You see, nearly the entire surface of the Moon is made up of a substance called regolith. And regolith, it turns out, is quite useable as a building material. It naturally provides protection against meteorites, gamma radiation and the Moon's temperature fluctuations. 

As an added bonus, regolith exists on Earth as well. This has given the Foster + Partners team the ability to test their 3D printers here before they just go shooting them off to the Moon. A 1.5-ton mockup of the facility has already been created, along with some small-scale tests within a vacuum chamber. 

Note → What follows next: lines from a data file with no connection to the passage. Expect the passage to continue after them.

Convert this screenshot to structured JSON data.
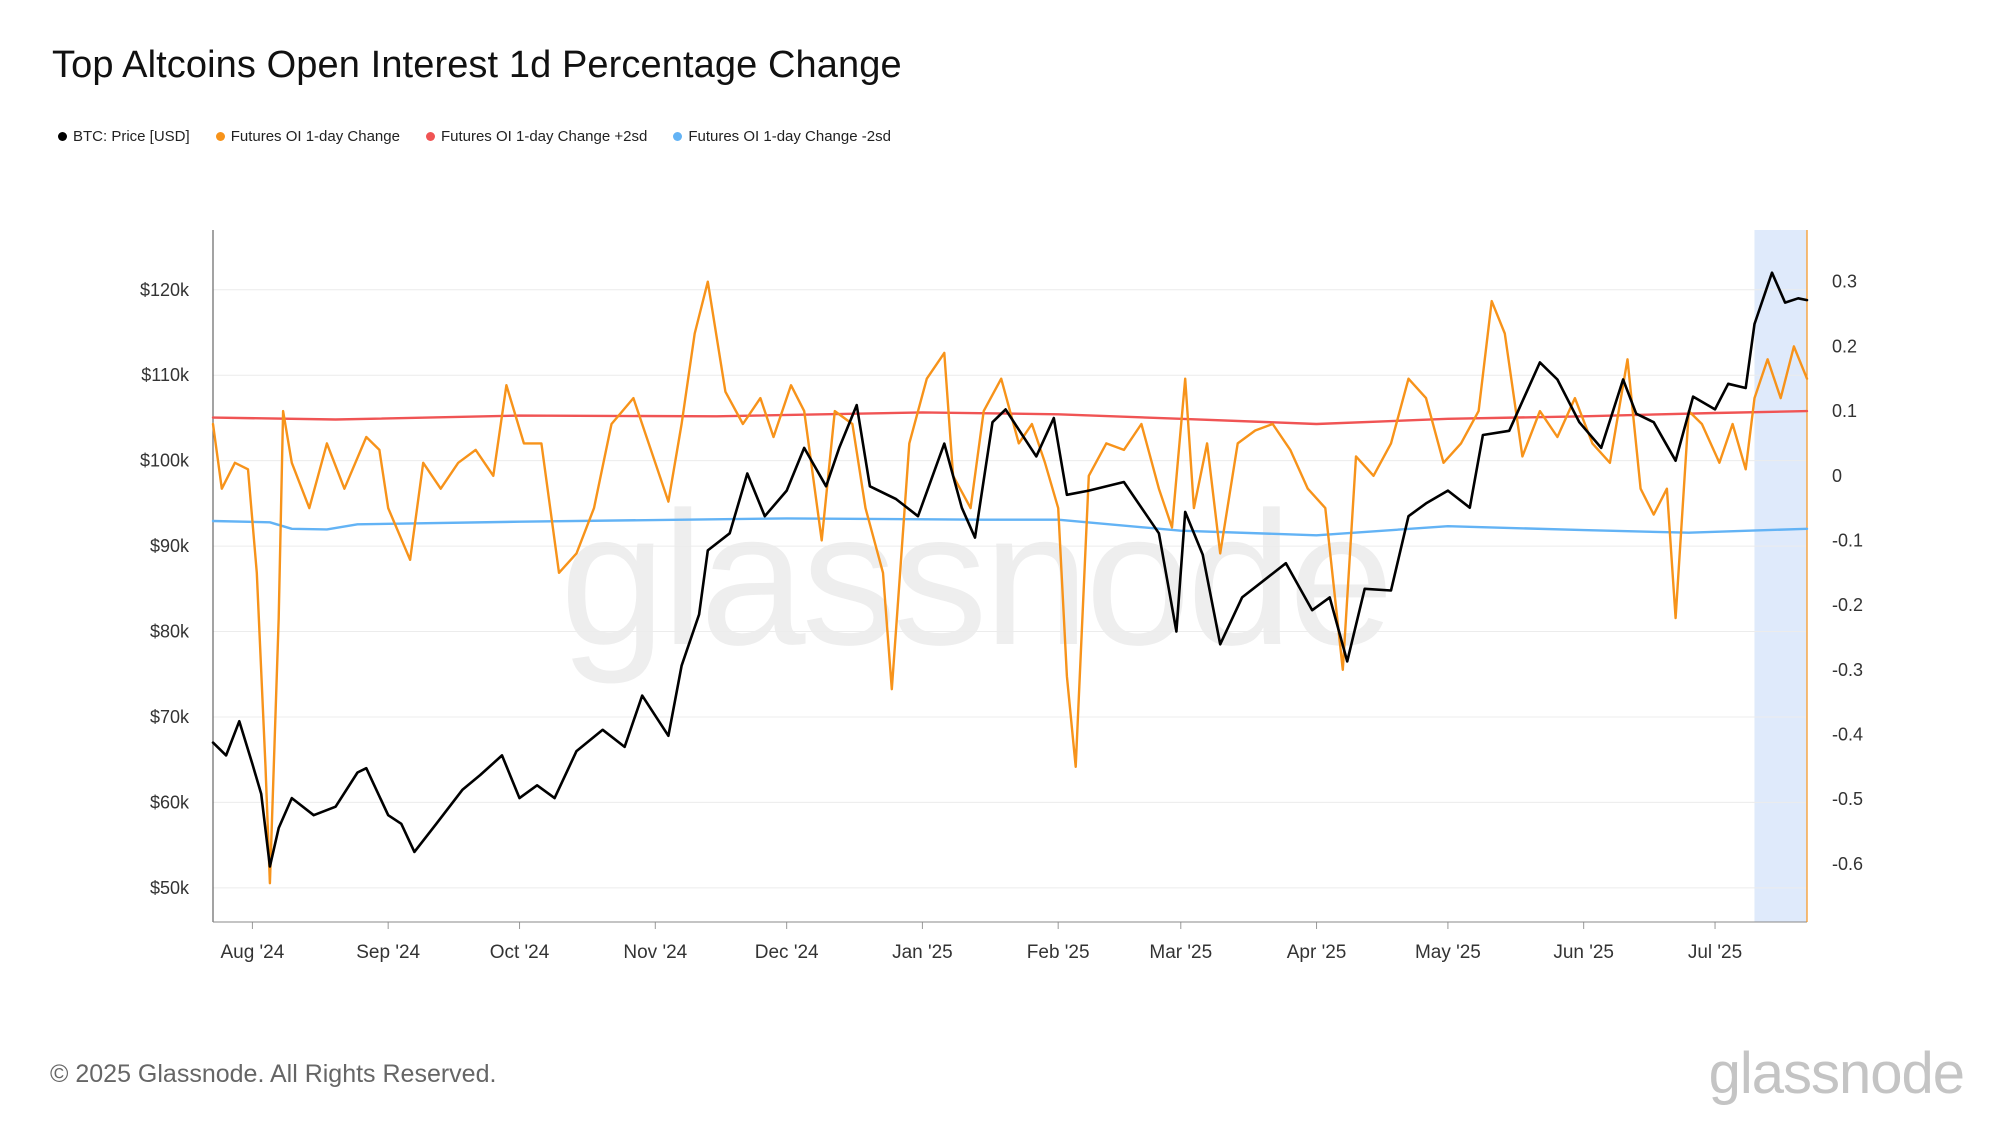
{
  "page": {
    "title": "Top Altcoins Open Interest 1d Percentage Change",
    "copyright": "© 2025 Glassnode. All Rights Reserved.",
    "brand": "glassnode",
    "watermark": "glassnode"
  },
  "legend": [
    {
      "label": "BTC: Price [USD]",
      "color": "#000000"
    },
    {
      "label": "Futures OI 1-day Change",
      "color": "#f7931a"
    },
    {
      "label": "Futures OI 1-day Change +2sd",
      "color": "#f05454"
    },
    {
      "label": "Futures OI 1-day Change -2sd",
      "color": "#63b3f5"
    }
  ],
  "chart_data": {
    "type": "line",
    "title": "Top Altcoins Open Interest 1d Percentage Change",
    "x_axis": {
      "type": "date",
      "range": [
        "2024-07-23",
        "2025-07-22"
      ],
      "ticks": [
        {
          "date": "2024-08-01",
          "label": "Aug '24"
        },
        {
          "date": "2024-09-01",
          "label": "Sep '24"
        },
        {
          "date": "2024-10-01",
          "label": "Oct '24"
        },
        {
          "date": "2024-11-01",
          "label": "Nov '24"
        },
        {
          "date": "2024-12-01",
          "label": "Dec '24"
        },
        {
          "date": "2025-01-01",
          "label": "Jan '25"
        },
        {
          "date": "2025-02-01",
          "label": "Feb '25"
        },
        {
          "date": "2025-03-01",
          "label": "Mar '25"
        },
        {
          "date": "2025-04-01",
          "label": "Apr '25"
        },
        {
          "date": "2025-05-01",
          "label": "May '25"
        },
        {
          "date": "2025-06-01",
          "label": "Jun '25"
        },
        {
          "date": "2025-07-01",
          "label": "Jul '25"
        }
      ]
    },
    "y_left": {
      "range": [
        46000,
        127000
      ],
      "ticks": [
        {
          "value": 50000,
          "label": "$50k"
        },
        {
          "value": 60000,
          "label": "$60k"
        },
        {
          "value": 70000,
          "label": "$70k"
        },
        {
          "value": 80000,
          "label": "$80k"
        },
        {
          "value": 90000,
          "label": "$90k"
        },
        {
          "value": 100000,
          "label": "$100k"
        },
        {
          "value": 110000,
          "label": "$110k"
        },
        {
          "value": 120000,
          "label": "$120k"
        }
      ]
    },
    "y_right": {
      "range": [
        -0.69,
        0.38
      ],
      "ticks": [
        {
          "value": 0.3,
          "label": "0.3"
        },
        {
          "value": 0.2,
          "label": "0.2"
        },
        {
          "value": 0.1,
          "label": "0.1"
        },
        {
          "value": 0,
          "label": "0"
        },
        {
          "value": -0.1,
          "label": "-0.1"
        },
        {
          "value": -0.2,
          "label": "-0.2"
        },
        {
          "value": -0.3,
          "label": "-0.3"
        },
        {
          "value": -0.4,
          "label": "-0.4"
        },
        {
          "value": -0.5,
          "label": "-0.5"
        },
        {
          "value": -0.6,
          "label": "-0.6"
        }
      ]
    },
    "grid": true,
    "highlight": {
      "from": "2025-07-10",
      "to": "2025-07-22"
    },
    "series": [
      {
        "name": "BTC: Price [USD]",
        "axis": "left",
        "color": "#000000",
        "points": [
          [
            "2024-07-23",
            67000
          ],
          [
            "2024-07-26",
            65500
          ],
          [
            "2024-07-29",
            69500
          ],
          [
            "2024-08-01",
            64500
          ],
          [
            "2024-08-03",
            61000
          ],
          [
            "2024-08-05",
            52500
          ],
          [
            "2024-08-07",
            57000
          ],
          [
            "2024-08-10",
            60500
          ],
          [
            "2024-08-15",
            58500
          ],
          [
            "2024-08-20",
            59500
          ],
          [
            "2024-08-25",
            63500
          ],
          [
            "2024-08-27",
            64000
          ],
          [
            "2024-09-01",
            58500
          ],
          [
            "2024-09-04",
            57500
          ],
          [
            "2024-09-07",
            54200
          ],
          [
            "2024-09-12",
            57500
          ],
          [
            "2024-09-18",
            61500
          ],
          [
            "2024-09-22",
            63200
          ],
          [
            "2024-09-27",
            65500
          ],
          [
            "2024-10-01",
            60500
          ],
          [
            "2024-10-05",
            62000
          ],
          [
            "2024-10-09",
            60500
          ],
          [
            "2024-10-14",
            66000
          ],
          [
            "2024-10-20",
            68500
          ],
          [
            "2024-10-25",
            66500
          ],
          [
            "2024-10-29",
            72500
          ],
          [
            "2024-11-04",
            67800
          ],
          [
            "2024-11-07",
            76000
          ],
          [
            "2024-11-11",
            82000
          ],
          [
            "2024-11-13",
            89500
          ],
          [
            "2024-11-18",
            91500
          ],
          [
            "2024-11-22",
            98500
          ],
          [
            "2024-11-26",
            93500
          ],
          [
            "2024-12-01",
            96500
          ],
          [
            "2024-12-05",
            101500
          ],
          [
            "2024-12-10",
            97000
          ],
          [
            "2024-12-13",
            101500
          ],
          [
            "2024-12-17",
            106500
          ],
          [
            "2024-12-20",
            97000
          ],
          [
            "2024-12-26",
            95500
          ],
          [
            "2024-12-31",
            93500
          ],
          [
            "2025-01-06",
            102000
          ],
          [
            "2025-01-10",
            94500
          ],
          [
            "2025-01-13",
            91000
          ],
          [
            "2025-01-17",
            104500
          ],
          [
            "2025-01-20",
            106000
          ],
          [
            "2025-01-27",
            100500
          ],
          [
            "2025-01-31",
            105000
          ],
          [
            "2025-02-03",
            96000
          ],
          [
            "2025-02-08",
            96500
          ],
          [
            "2025-02-16",
            97500
          ],
          [
            "2025-02-24",
            91500
          ],
          [
            "2025-02-28",
            80000
          ],
          [
            "2025-03-02",
            94000
          ],
          [
            "2025-03-06",
            89000
          ],
          [
            "2025-03-10",
            78500
          ],
          [
            "2025-03-15",
            84000
          ],
          [
            "2025-03-20",
            86000
          ],
          [
            "2025-03-25",
            88000
          ],
          [
            "2025-03-31",
            82500
          ],
          [
            "2025-04-04",
            84000
          ],
          [
            "2025-04-08",
            76500
          ],
          [
            "2025-04-12",
            85000
          ],
          [
            "2025-04-18",
            84800
          ],
          [
            "2025-04-22",
            93500
          ],
          [
            "2025-04-26",
            95000
          ],
          [
            "2025-05-01",
            96500
          ],
          [
            "2025-05-06",
            94500
          ],
          [
            "2025-05-09",
            103000
          ],
          [
            "2025-05-15",
            103500
          ],
          [
            "2025-05-22",
            111500
          ],
          [
            "2025-05-26",
            109500
          ],
          [
            "2025-05-31",
            104500
          ],
          [
            "2025-06-05",
            101500
          ],
          [
            "2025-06-10",
            109500
          ],
          [
            "2025-06-13",
            105500
          ],
          [
            "2025-06-17",
            104500
          ],
          [
            "2025-06-22",
            100000
          ],
          [
            "2025-06-26",
            107500
          ],
          [
            "2025-07-01",
            106000
          ],
          [
            "2025-07-04",
            109000
          ],
          [
            "2025-07-08",
            108500
          ],
          [
            "2025-07-10",
            116000
          ],
          [
            "2025-07-14",
            122000
          ],
          [
            "2025-07-17",
            118500
          ],
          [
            "2025-07-20",
            119000
          ],
          [
            "2025-07-22",
            118800
          ]
        ]
      },
      {
        "name": "Futures OI 1-day Change",
        "axis": "right",
        "color": "#f7931a",
        "points": [
          [
            "2024-07-23",
            0.08
          ],
          [
            "2024-07-25",
            -0.02
          ],
          [
            "2024-07-28",
            0.02
          ],
          [
            "2024-07-31",
            0.01
          ],
          [
            "2024-08-02",
            -0.15
          ],
          [
            "2024-08-04",
            -0.45
          ],
          [
            "2024-08-05",
            -0.63
          ],
          [
            "2024-08-07",
            -0.22
          ],
          [
            "2024-08-08",
            0.1
          ],
          [
            "2024-08-10",
            0.02
          ],
          [
            "2024-08-14",
            -0.05
          ],
          [
            "2024-08-18",
            0.05
          ],
          [
            "2024-08-22",
            -0.02
          ],
          [
            "2024-08-27",
            0.06
          ],
          [
            "2024-08-30",
            0.04
          ],
          [
            "2024-09-01",
            -0.05
          ],
          [
            "2024-09-06",
            -0.13
          ],
          [
            "2024-09-09",
            0.02
          ],
          [
            "2024-09-13",
            -0.02
          ],
          [
            "2024-09-17",
            0.02
          ],
          [
            "2024-09-21",
            0.04
          ],
          [
            "2024-09-25",
            0.0
          ],
          [
            "2024-09-28",
            0.14
          ],
          [
            "2024-10-02",
            0.05
          ],
          [
            "2024-10-06",
            0.05
          ],
          [
            "2024-10-10",
            -0.15
          ],
          [
            "2024-10-14",
            -0.12
          ],
          [
            "2024-10-18",
            -0.05
          ],
          [
            "2024-10-22",
            0.08
          ],
          [
            "2024-10-27",
            0.12
          ],
          [
            "2024-10-31",
            0.04
          ],
          [
            "2024-11-04",
            -0.04
          ],
          [
            "2024-11-07",
            0.08
          ],
          [
            "2024-11-10",
            0.22
          ],
          [
            "2024-11-13",
            0.3
          ],
          [
            "2024-11-17",
            0.13
          ],
          [
            "2024-11-21",
            0.08
          ],
          [
            "2024-11-25",
            0.12
          ],
          [
            "2024-11-28",
            0.06
          ],
          [
            "2024-12-02",
            0.14
          ],
          [
            "2024-12-05",
            0.1
          ],
          [
            "2024-12-09",
            -0.1
          ],
          [
            "2024-12-12",
            0.1
          ],
          [
            "2024-12-16",
            0.08
          ],
          [
            "2024-12-19",
            -0.05
          ],
          [
            "2024-12-23",
            -0.15
          ],
          [
            "2024-12-25",
            -0.33
          ],
          [
            "2024-12-29",
            0.05
          ],
          [
            "2025-01-02",
            0.15
          ],
          [
            "2025-01-06",
            0.19
          ],
          [
            "2025-01-08",
            0.0
          ],
          [
            "2025-01-12",
            -0.05
          ],
          [
            "2025-01-15",
            0.1
          ],
          [
            "2025-01-19",
            0.15
          ],
          [
            "2025-01-23",
            0.05
          ],
          [
            "2025-01-26",
            0.08
          ],
          [
            "2025-01-29",
            0.02
          ],
          [
            "2025-02-01",
            -0.05
          ],
          [
            "2025-02-03",
            -0.31
          ],
          [
            "2025-02-05",
            -0.45
          ],
          [
            "2025-02-08",
            0.0
          ],
          [
            "2025-02-12",
            0.05
          ],
          [
            "2025-02-16",
            0.04
          ],
          [
            "2025-02-20",
            0.08
          ],
          [
            "2025-02-24",
            -0.02
          ],
          [
            "2025-02-27",
            -0.08
          ],
          [
            "2025-03-02",
            0.15
          ],
          [
            "2025-03-04",
            -0.05
          ],
          [
            "2025-03-07",
            0.05
          ],
          [
            "2025-03-10",
            -0.12
          ],
          [
            "2025-03-14",
            0.05
          ],
          [
            "2025-03-18",
            0.07
          ],
          [
            "2025-03-22",
            0.08
          ],
          [
            "2025-03-26",
            0.04
          ],
          [
            "2025-03-30",
            -0.02
          ],
          [
            "2025-04-03",
            -0.05
          ],
          [
            "2025-04-07",
            -0.3
          ],
          [
            "2025-04-10",
            0.03
          ],
          [
            "2025-04-14",
            0.0
          ],
          [
            "2025-04-18",
            0.05
          ],
          [
            "2025-04-22",
            0.15
          ],
          [
            "2025-04-26",
            0.12
          ],
          [
            "2025-04-30",
            0.02
          ],
          [
            "2025-05-04",
            0.05
          ],
          [
            "2025-05-08",
            0.1
          ],
          [
            "2025-05-11",
            0.27
          ],
          [
            "2025-05-14",
            0.22
          ],
          [
            "2025-05-18",
            0.03
          ],
          [
            "2025-05-22",
            0.1
          ],
          [
            "2025-05-26",
            0.06
          ],
          [
            "2025-05-30",
            0.12
          ],
          [
            "2025-06-03",
            0.05
          ],
          [
            "2025-06-07",
            0.02
          ],
          [
            "2025-06-11",
            0.18
          ],
          [
            "2025-06-14",
            -0.02
          ],
          [
            "2025-06-17",
            -0.06
          ],
          [
            "2025-06-20",
            -0.02
          ],
          [
            "2025-06-22",
            -0.22
          ],
          [
            "2025-06-25",
            0.1
          ],
          [
            "2025-06-28",
            0.08
          ],
          [
            "2025-07-02",
            0.02
          ],
          [
            "2025-07-05",
            0.08
          ],
          [
            "2025-07-08",
            0.01
          ],
          [
            "2025-07-10",
            0.12
          ],
          [
            "2025-07-13",
            0.18
          ],
          [
            "2025-07-16",
            0.12
          ],
          [
            "2025-07-19",
            0.2
          ],
          [
            "2025-07-22",
            0.15
          ]
        ]
      },
      {
        "name": "Futures OI 1-day Change +2sd",
        "axis": "right",
        "color": "#f05454",
        "points": [
          [
            "2024-07-23",
            0.09
          ],
          [
            "2024-08-20",
            0.087
          ],
          [
            "2024-10-01",
            0.093
          ],
          [
            "2024-11-15",
            0.092
          ],
          [
            "2025-01-01",
            0.098
          ],
          [
            "2025-02-01",
            0.095
          ],
          [
            "2025-03-01",
            0.088
          ],
          [
            "2025-04-01",
            0.08
          ],
          [
            "2025-05-01",
            0.088
          ],
          [
            "2025-06-01",
            0.092
          ],
          [
            "2025-07-01",
            0.097
          ],
          [
            "2025-07-22",
            0.1
          ]
        ]
      },
      {
        "name": "Futures OI 1-day Change -2sd",
        "axis": "right",
        "color": "#63b3f5",
        "points": [
          [
            "2024-07-23",
            -0.07
          ],
          [
            "2024-08-05",
            -0.072
          ],
          [
            "2024-08-10",
            -0.082
          ],
          [
            "2024-08-18",
            -0.083
          ],
          [
            "2024-08-25",
            -0.075
          ],
          [
            "2024-10-01",
            -0.071
          ],
          [
            "2024-12-01",
            -0.066
          ],
          [
            "2025-01-15",
            -0.068
          ],
          [
            "2025-02-01",
            -0.068
          ],
          [
            "2025-03-01",
            -0.085
          ],
          [
            "2025-04-01",
            -0.092
          ],
          [
            "2025-05-01",
            -0.078
          ],
          [
            "2025-06-01",
            -0.084
          ],
          [
            "2025-06-25",
            -0.088
          ],
          [
            "2025-07-22",
            -0.082
          ]
        ]
      }
    ]
  }
}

Here's how the printing process goes down: a tubular capsule, housing the printer, lands on the moon. Then an inflatable dome extends from one end of the capsule, giving the moon base its basic shape. Next a robot wakes up — yeah, there's a robot (pictured in our gallery below) — and begins to operate the 3D printer. The printer works regolith into a foam-like substance and prints the material evenly over the inflatable dome, creating a solid, protective shell. The result is a moon base capable of housing four people.

Now, 3D printing is already one of our favorite technologies here at DVICE. We love it so much that even if all 3D printers did was print more 3D printers, we'd be satisfied. That said, we'd be even more excited about having realized our dreams of 3D-printed housing and lunar colonies. Consider us on the waiting list.